Stephen Dilts is a former commissioner of the New Jersey Department of Transportation (NJDOT), having been sworn into the post on December 16, 2008, and leaving that position early in 2010. Dilts succeeded Kris Kolluri, who was shifted to head the $12.5 billion New Jersey Schools Development Authority.

==Biography==
As commissioner, Dilts also served as chairman of New Jersey Transit, the New Jersey Turnpike Authority and the South Jersey Transportation Authority. Collectively, Dilts oversaw 17,000 employees, operating budgets of $2 billion per year and more than $3.6 billion in capital funds.

Dilts was employed by the New Jersey Turnpike Authority from 2002 until 2006, working variously as chief of staff and as the deputy executive director, operations, where he managed the authority's maintenance, toll and operations departments.

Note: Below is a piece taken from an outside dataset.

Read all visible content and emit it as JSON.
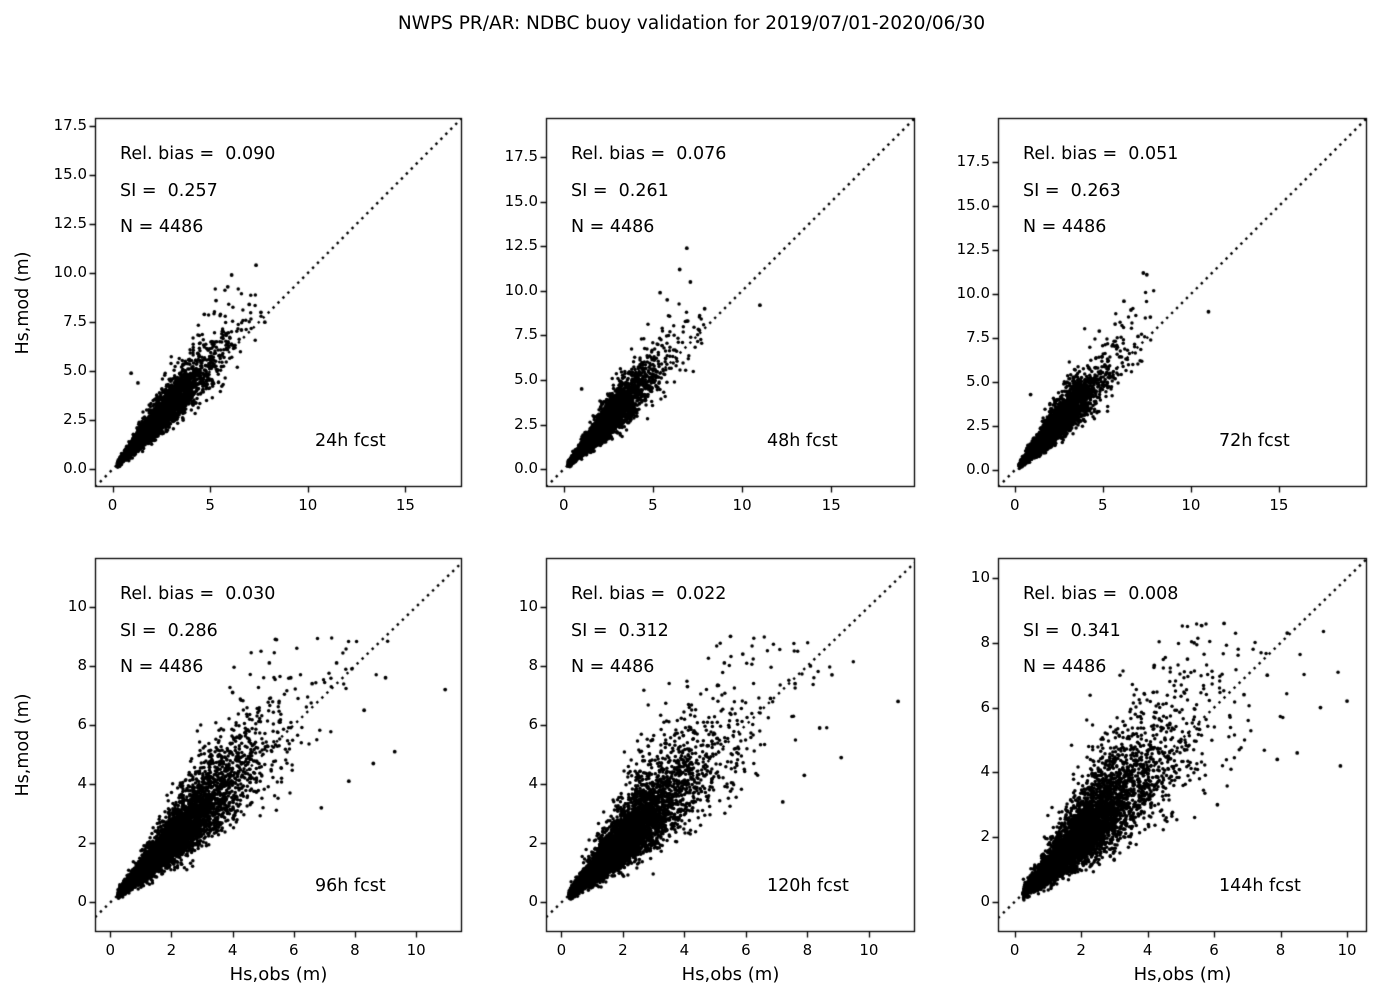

He was involved in major projects including the consolidation of the Turnpike and Highway Authorities, One-Way Tolling, Express E-ZPass, and planned widening of the Garden State Parkway and the New Jersey Turnpike.

He was awarded with a Bachelor of Arts degree in political science from Boston University and a master's degree in government administration from the Fels Institute of Government at the University of Pennsylvania. He is a resident of Hampton Borough, where he had previously served as Mayor of Hampton, New Jersey, and council president.